Luft steht überall uneingeschränkt und kostenlos zur Verfügung, zudem ist die Installation relativ kostengünstig. Die Aussenluft wird mithilfe eines Ansaugventilators über einen Luftkanal zum Verdampfer befördert. Die Luft-Wasser-Wärmepumpe eignet sich besonders gut im Neubau, im Zuge einer Modernisierung oder für den Austausch des bestehenden Heizsystems.


Wie funktioniert eine Wärmepumpe überhaupt?

Wir kennen das Prinzip bestens aus dem Alltag: Denn es funktioniert wie beim Kühlschrank – einfach umgekehrt. Statt dass dem Innenraum Wärme entzogen wird, um zu kühlen, entzieht die Wärmepumpe der Umwelt Wärme, um zu heizen. Dabei kann die Wärmepumpe verschiedene Wärmequellen nutzen: die Umgebungsluft, das Erdreich und das Grundwasser – seltener auch Seen oder Flüsse. Da diese Temperaturen jedoch zu tief sind für die Beheizung oder Warmwasseraufbereitung bedient sich die Wärmepumpe eines thermodynamischen Prozesses. Kurz gesagt, zirkuliert in der Wärmepumpe eine Kältemittelflüssigkeit, welche komprimiert wird, sich dadurch erhitzt, verdampft, Wärme an das Wasser im Heizsystem abgibt und sich wieder verflüssigt. Nach dem Abkühlen ist die Flüssigkeit bereit von neuem Wärme aufzunehmen und der Kreislauf beginnt von vorne. Die für den Betrieb der Wärmepumpe benötigte Energie ist elektrischer Strom. Wird diese über eine Photovoltaikanlage produziert, heizen Wärmepumpen energetisch zu 100% autark.
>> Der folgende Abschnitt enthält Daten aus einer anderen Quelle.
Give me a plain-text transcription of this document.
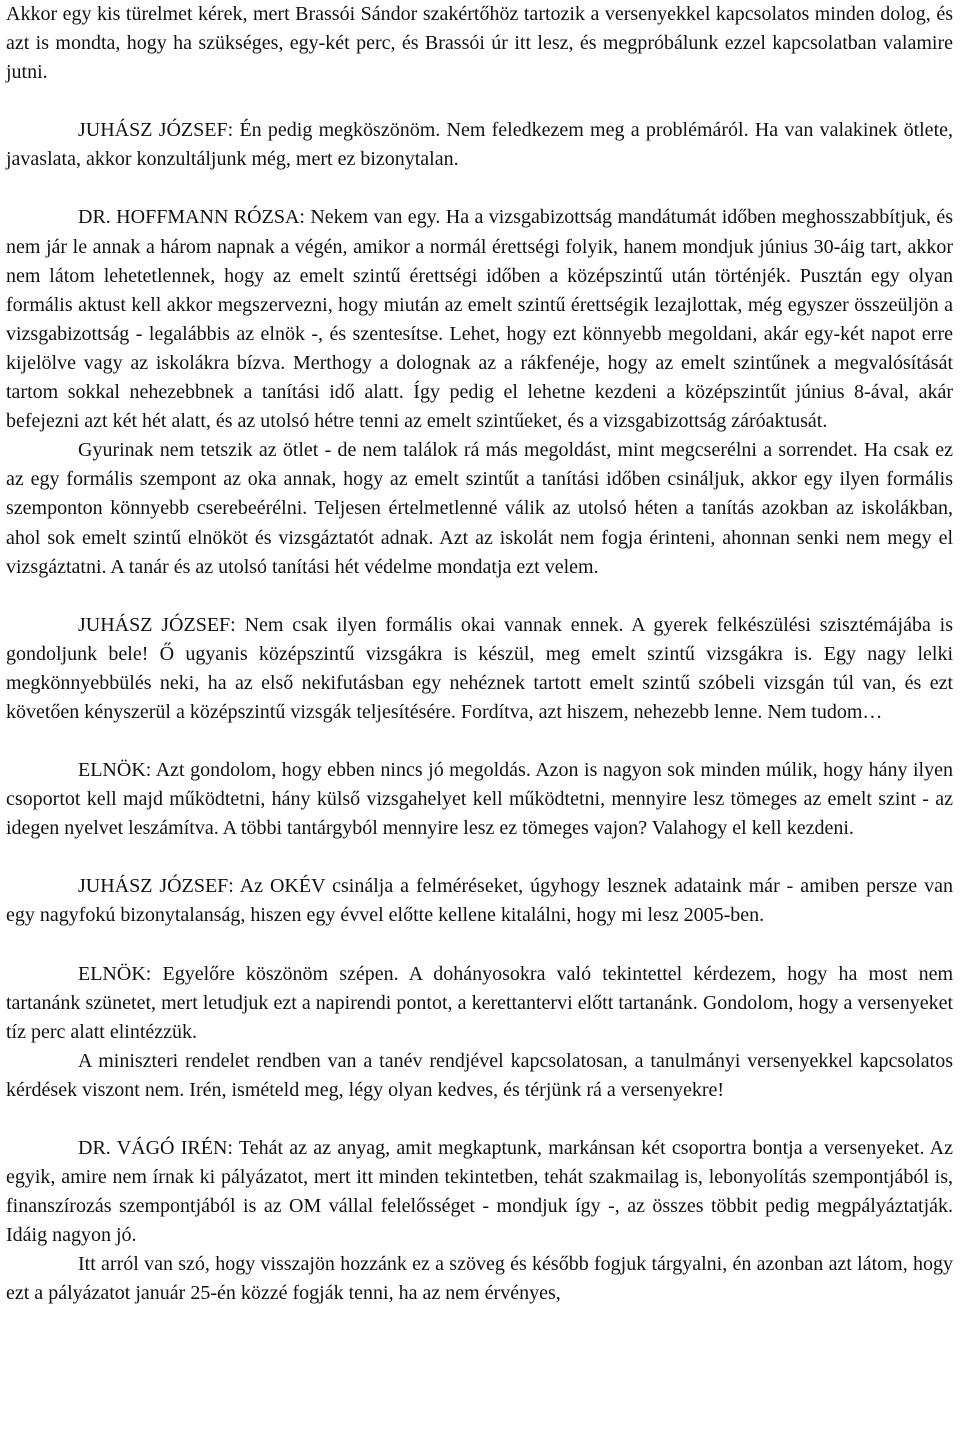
Akkor egy kis türelmet kérek, mert Brassói Sándor szakértőhöz tartozik a versenyekkel kapcsolatos minden dolog, és azt is mondta, hogy ha szükséges, egy-két perc, és Brassói úr itt lesz, és megpróbálunk ezzel kapcsolatban valamire jutni.

JUHÁSZ JÓZSEF: Én pedig megköszönöm. Nem feledkezem meg a problémáról. Ha van valakinek ötlete, javaslata, akkor konzultáljunk még, mert ez bizonytalan.

DR. HOFFMANN RÓZSA: Nekem van egy. Ha a vizsgabizottság mandátumát időben meghosszabbítjuk, és nem jár le annak a három napnak a végén, amikor a normál érettségi folyik, hanem mondjuk június 30-áig tart, akkor nem látom lehetetlennek, hogy az emelt szintű érettségi időben a középszintű után történjék. Pusztán egy olyan formális aktust kell akkor megszervezni, hogy miután az emelt szintű érettségik lezajlottak, még egyszer összeüljön a vizsgabizottság - legalábbis az elnök -, és szentesítse. Lehet, hogy ezt könnyebb megoldani, akár egy-két napot erre kijelölve vagy az iskolákra bízva. Merthogy a dolognak az a rákfenéje, hogy az emelt szintűnek a megvalósítását tartom sokkal nehezebbnek a tanítási idő alatt. Így pedig el lehetne kezdeni a középszintűt június 8-ával, akár befejezni azt két hét alatt, és az utolsó hétre tenni az emelt szintűeket, és a vizsgabizottság záróaktusát.

Gyurinak nem tetszik az ötlet - de nem találok rá más megoldást, mint megcserélni a sorrendet. Ha csak ez az egy formális szempont az oka annak, hogy az emelt szintűt a tanítási időben csináljuk, akkor egy ilyen formális szemponton könnyebb cserebeérélni. Teljesen értelmetlenné válik az utolsó héten a tanítás azokban az iskolákban, ahol sok emelt szintű elnököt és vizsgáztatót adnak. Azt az iskolát nem fogja érinteni, ahonnan senki nem megy el vizsgáztatni. A tanár és az utolsó tanítási hét védelme mondatja ezt velem.

JUHÁSZ JÓZSEF: Nem csak ilyen formális okai vannak ennek. A gyerek felkészülési szisztémájába is gondoljunk bele! Ő ugyanis középszintű vizsgákra is készül, meg emelt szintű vizsgákra is. Egy nagy lelki megkönnyebbülés neki, ha az első nekifutásban egy nehéznek tartott emelt szintű szóbeli vizsgán túl van, és ezt követően kényszerül a középszintű vizsgák teljesítésére. Fordítva, azt hiszem, nehezebb lenne. Nem tudom…

ELNÖK: Azt gondolom, hogy ebben nincs jó megoldás. Azon is nagyon sok minden múlik, hogy hány ilyen csoportot kell majd működtetni, hány külső vizsgahelyet kell működtetni, mennyire lesz tömeges az emelt szint - az idegen nyelvet leszámítva. A többi tantárgyból mennyire lesz ez tömeges vajon? Valahogy el kell kezdeni.

JUHÁSZ JÓZSEF: Az OKÉV csinálja a felméréseket, úgyhogy lesznek adataink már - amiben persze van egy nagyfokú bizonytalanság, hiszen egy évvel előtte kellene kitalálni, hogy mi lesz 2005-ben.

ELNÖK: Egyelőre köszönöm szépen. A dohányosokra való tekintettel kérdezem, hogy ha most nem tartanánk szünetet, mert letudjuk ezt a napirendi pontot, a kerettantervi előtt tartanánk. Gondolom, hogy a versenyeket tíz perc alatt elintézzük.

A miniszteri rendelet rendben van a tanév rendjével kapcsolatosan, a tanulmányi versenyekkel kapcsolatos kérdések viszont nem. Irén, ismételd meg, légy olyan kedves, és térjünk rá a versenyekre!

DR. VÁGÓ IRÉN: Tehát az az anyag, amit megkaptunk, markánsan két csoportra bontja a versenyeket. Az egyik, amire nem írnak ki pályázatot, mert itt minden tekintetben, tehát szakmailag is, lebonyolítás szempontjából is, finanszírozás szempontjából is az OM vállal felelősséget - mondjuk így -, az összes többit pedig megpályáztatják. Idáig nagyon jó.

Itt arról van szó, hogy visszajön hozzánk ez a szöveg és később fogjuk tárgyalni, én azonban azt látom, hogy ezt a pályázatot január 25-én közzé fogják tenni, ha az nem érvényes,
Die Vorteile liegen auf der Hand

Nicht nur ökologische Überlegungen, sondern auch finanzielle Aspekte sprechen für den Einbau einer Wärmepumpe. Denn die Energieträger Luft, Wasser und Erdreich sind nahezu unerschöpflich und kostenlos. Mehr noch: Wer sich für den Einbau eine Wärmepumpe entschliesst, kann auf diverse Förderprogramme von Bund, Kantonen und Gemeinden zählen. Selbst einige Energieversorger bieten gar zusätzliche Fördergelder und vergünstigte Stromtarife an.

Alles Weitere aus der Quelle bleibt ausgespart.